M: Sono freddi come quasi tutti gli europei; l’italiano è molto legato alla tradizione, alla famiglia, a quello che gli hanno tramandato i genitori. Questa non è una critica, ma io solitamente dico ai miei compagni a cui testimonio: “Fai una cosa, non guardare la tradizione, prova a conoscere personalmente Dio, prova a leggere la Scrittura”. E quando iniziano a leggere la Parola, si fanno domande, si mettono in dubbio e cercano di scoprire la Verità.
S: Per te è difficile conciliare la professione con la fede cristiana?
M: Vedi, la cosa che mi risulta più difficile è frequentare le riunioni. Tante volte la domenica gioco in trasferta e non posso frequentare i culti. E questo mi manca. La Chiesa è importante: è comunione, è stare insieme, è vivere i problemi del fratello, è prendersi cura gli uni degli altri. Questa è una parte rilevante della vita cristiana. Ma non per questo non la vivo ugualmente; ogni giorno ho la mia comunione con Dio, prego, leggo la Bibbia e questo mi aiuta tantissimo. Quando vado in trasferta, mi porto il registratore portatile ed ascolto le predicazioni immaginando di essere in Chiesa. Noi siamo il tempio dello Spirito Santo, dice la Parola. È vero che nella Chiesa c’è la presenza del Signore, ma è altrettanto vero che in noi deve esserci lo Spirito Santo, e dobbiamo essere cristiani comunque ed in ogni circostanza.
S: Hai un messaggio da dare ai giovani, soprattutto quelli che vorrebbero seguire la tua professione?
M: Tanti giovani cristiani pensano che essere cristiani significa avere successo nella vita; avere successo per loro vuol dire avere soldi, macchine ed una serie di cose. Io grazie a Dio sto bene, forse ho più soldi di qualcun altro, ho una macchina più bella di qualcun altro, ma questo non è tutto. Per me è più importante essere un credente che un calciatore; io sono prima un credente, e poi un calciatore. Il mio obiettivo è quello di essere un bravo credente e poi anche un bravo calciatore. I giovani pensano che fare il calciatore sia una cosa facile; si va in campo, si gioca, e poi si viene pagati anche profumatamente. Non è proprio così; fare il calciatore significa non essere a casa quando un figlio o la moglie ha bisogno, significa scendere in campo anche con la febbre, con le malattie o con dolori. Devi essere sempre in campo, devi allenarti sempre, ed è un grosso sacrificio. Non sto dicendo che solo la mia professione è sacrificata, certo, ma che non è neanche così rosea come potrebbe sembrare. Il mio messaggio ai giovani è quello scritto in Isaia 41:10: “Non temere, perché io sono con te non smarrirti, perché io sono il tuo DIO”. Giovane, prima di tutto devi cercare il Signore con tutto il cuore, e poi se Lui ha deciso che la tua professione dovrà essere quella calcistica, sarà Lui stesso ad aiutarti.
S: Per cosa ti piacerebbe essere ricordato in futuro?

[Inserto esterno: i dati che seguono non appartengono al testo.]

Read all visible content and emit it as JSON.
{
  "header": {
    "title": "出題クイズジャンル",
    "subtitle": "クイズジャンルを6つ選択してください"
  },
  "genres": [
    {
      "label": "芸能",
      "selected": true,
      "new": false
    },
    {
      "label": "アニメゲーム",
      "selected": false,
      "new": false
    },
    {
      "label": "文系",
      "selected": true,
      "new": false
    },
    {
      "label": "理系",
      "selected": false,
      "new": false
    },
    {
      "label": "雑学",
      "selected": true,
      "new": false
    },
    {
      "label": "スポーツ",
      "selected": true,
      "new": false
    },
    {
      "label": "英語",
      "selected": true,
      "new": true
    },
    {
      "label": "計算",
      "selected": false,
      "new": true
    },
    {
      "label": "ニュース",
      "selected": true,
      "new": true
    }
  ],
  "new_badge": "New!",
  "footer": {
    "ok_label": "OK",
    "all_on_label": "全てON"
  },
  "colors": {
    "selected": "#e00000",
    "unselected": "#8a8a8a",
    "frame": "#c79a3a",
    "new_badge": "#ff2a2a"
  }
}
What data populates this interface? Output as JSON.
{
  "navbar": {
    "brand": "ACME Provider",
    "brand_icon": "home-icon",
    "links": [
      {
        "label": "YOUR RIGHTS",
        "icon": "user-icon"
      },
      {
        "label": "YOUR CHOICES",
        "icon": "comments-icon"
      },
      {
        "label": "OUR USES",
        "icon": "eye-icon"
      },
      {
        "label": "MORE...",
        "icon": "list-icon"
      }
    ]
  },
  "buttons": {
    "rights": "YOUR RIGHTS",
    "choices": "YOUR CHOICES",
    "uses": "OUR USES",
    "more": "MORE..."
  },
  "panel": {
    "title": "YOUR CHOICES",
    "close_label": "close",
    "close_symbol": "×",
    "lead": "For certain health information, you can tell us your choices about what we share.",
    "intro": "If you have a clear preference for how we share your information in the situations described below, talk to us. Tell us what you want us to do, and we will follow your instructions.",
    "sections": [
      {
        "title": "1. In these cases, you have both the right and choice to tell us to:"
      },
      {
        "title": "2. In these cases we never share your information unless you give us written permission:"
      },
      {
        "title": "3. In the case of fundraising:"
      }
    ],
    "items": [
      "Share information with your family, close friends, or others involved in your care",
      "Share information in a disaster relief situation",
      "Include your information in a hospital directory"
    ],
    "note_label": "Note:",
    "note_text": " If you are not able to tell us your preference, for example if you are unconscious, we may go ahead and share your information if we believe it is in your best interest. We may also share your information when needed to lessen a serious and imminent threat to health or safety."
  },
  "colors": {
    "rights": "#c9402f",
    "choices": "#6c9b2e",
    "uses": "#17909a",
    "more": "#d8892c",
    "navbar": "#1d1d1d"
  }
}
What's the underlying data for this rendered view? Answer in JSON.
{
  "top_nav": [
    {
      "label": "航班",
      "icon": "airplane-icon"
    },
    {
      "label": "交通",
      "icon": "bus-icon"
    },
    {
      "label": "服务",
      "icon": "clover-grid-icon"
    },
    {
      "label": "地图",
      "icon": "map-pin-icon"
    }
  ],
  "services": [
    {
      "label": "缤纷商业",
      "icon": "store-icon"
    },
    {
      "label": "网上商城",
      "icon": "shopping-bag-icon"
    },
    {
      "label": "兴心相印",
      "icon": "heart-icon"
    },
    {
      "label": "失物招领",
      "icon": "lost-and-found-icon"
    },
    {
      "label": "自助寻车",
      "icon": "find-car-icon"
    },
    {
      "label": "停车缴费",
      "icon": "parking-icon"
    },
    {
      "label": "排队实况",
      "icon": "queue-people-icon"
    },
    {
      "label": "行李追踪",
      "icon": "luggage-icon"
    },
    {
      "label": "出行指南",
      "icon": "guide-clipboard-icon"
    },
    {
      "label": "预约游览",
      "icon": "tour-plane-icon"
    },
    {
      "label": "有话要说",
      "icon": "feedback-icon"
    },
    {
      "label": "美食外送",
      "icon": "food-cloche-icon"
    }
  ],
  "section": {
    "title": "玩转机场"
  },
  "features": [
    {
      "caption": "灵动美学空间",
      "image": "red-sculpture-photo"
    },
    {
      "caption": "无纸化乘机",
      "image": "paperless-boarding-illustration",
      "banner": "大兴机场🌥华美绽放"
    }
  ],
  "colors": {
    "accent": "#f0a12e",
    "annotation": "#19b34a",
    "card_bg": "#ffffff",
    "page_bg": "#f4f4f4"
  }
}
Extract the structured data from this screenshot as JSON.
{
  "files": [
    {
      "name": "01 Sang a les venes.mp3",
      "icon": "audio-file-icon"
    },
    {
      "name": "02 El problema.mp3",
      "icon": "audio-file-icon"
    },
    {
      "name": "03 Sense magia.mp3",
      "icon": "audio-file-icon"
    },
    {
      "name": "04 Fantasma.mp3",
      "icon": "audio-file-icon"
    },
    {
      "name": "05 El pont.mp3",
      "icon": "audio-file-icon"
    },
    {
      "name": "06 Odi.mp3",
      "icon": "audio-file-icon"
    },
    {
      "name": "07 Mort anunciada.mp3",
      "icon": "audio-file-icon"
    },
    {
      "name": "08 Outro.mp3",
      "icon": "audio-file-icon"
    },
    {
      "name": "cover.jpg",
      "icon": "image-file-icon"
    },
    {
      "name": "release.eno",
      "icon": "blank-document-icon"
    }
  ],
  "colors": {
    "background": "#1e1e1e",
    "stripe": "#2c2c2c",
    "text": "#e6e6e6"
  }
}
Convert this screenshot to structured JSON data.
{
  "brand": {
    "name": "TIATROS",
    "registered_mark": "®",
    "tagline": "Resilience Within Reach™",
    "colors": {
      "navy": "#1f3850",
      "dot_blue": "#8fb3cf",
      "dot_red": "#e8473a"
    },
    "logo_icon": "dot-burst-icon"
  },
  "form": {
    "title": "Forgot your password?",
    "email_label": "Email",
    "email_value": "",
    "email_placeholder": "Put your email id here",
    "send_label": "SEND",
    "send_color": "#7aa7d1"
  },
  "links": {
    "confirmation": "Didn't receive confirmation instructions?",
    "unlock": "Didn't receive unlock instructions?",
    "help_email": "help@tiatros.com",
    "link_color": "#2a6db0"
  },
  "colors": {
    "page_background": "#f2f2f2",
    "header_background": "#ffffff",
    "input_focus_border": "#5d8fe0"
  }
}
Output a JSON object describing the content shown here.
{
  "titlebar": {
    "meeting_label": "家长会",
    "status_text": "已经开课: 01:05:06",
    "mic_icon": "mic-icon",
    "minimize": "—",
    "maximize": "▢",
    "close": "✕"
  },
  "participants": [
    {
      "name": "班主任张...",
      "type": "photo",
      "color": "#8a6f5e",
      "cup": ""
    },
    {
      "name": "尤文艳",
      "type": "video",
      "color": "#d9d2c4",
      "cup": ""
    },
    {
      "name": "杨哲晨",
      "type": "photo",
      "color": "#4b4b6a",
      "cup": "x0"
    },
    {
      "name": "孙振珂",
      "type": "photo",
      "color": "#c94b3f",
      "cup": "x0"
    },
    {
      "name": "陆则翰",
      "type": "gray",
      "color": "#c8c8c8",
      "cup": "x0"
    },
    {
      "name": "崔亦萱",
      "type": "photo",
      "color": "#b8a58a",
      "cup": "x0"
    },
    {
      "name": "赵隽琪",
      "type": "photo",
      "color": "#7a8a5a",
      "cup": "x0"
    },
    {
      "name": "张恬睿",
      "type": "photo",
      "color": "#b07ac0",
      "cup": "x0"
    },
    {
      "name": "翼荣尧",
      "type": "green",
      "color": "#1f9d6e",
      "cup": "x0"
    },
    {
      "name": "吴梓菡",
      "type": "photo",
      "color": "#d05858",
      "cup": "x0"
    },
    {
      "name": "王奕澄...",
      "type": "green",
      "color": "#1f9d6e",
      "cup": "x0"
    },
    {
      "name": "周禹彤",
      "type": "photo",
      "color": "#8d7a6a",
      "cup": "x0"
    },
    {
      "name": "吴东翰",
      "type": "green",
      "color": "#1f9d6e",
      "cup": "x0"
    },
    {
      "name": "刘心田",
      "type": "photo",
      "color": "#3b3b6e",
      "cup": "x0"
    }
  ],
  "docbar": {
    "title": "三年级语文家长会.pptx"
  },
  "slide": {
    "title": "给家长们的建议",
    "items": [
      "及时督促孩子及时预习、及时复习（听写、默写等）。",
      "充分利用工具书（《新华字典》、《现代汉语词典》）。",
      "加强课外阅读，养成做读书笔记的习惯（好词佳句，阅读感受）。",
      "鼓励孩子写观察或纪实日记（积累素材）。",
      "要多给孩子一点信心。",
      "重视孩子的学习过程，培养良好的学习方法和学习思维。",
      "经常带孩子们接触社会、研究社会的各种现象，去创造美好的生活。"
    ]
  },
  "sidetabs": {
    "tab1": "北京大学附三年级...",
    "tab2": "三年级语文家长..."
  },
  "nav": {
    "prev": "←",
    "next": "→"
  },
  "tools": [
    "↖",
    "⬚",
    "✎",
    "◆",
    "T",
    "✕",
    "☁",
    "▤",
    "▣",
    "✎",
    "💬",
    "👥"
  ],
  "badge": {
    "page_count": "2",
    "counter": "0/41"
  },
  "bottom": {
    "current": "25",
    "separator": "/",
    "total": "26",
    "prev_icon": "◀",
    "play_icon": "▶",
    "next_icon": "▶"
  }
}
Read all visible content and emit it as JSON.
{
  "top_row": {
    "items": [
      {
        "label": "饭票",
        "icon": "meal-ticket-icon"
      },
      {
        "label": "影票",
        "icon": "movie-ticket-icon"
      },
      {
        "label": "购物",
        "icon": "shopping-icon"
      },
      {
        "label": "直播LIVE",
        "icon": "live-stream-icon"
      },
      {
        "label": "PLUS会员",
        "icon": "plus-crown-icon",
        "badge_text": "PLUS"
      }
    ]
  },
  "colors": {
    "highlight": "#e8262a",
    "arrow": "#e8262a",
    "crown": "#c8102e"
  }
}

M: Voglio essere ricordato come un uomo, al di là di ogni altra cosa. Vorrei che quando penseranno a me, ricordando che avrò giocato in quella o quell’altra squadra, potranno dire: “Ricordi Marco Aurelio, quell’uomo che ha portato la Parola di Dio in questa città e ha fatto capire alle persone che Gesù era la persona più importante?” Vorrei passare in ogni città in cui gioco, lasciando il buon odore di Cristo Gesù, non il mio odore. Io posso sbagliare, sono fallibile, perciò non voglio che gli altri guardino a me. Io imparo ogni giorno e ogni giorno faccio un passo avanti ma non voglio tornare più indietro, perché ho deciso di servire Gesù e voglio portare il Suo buon odore per sempre.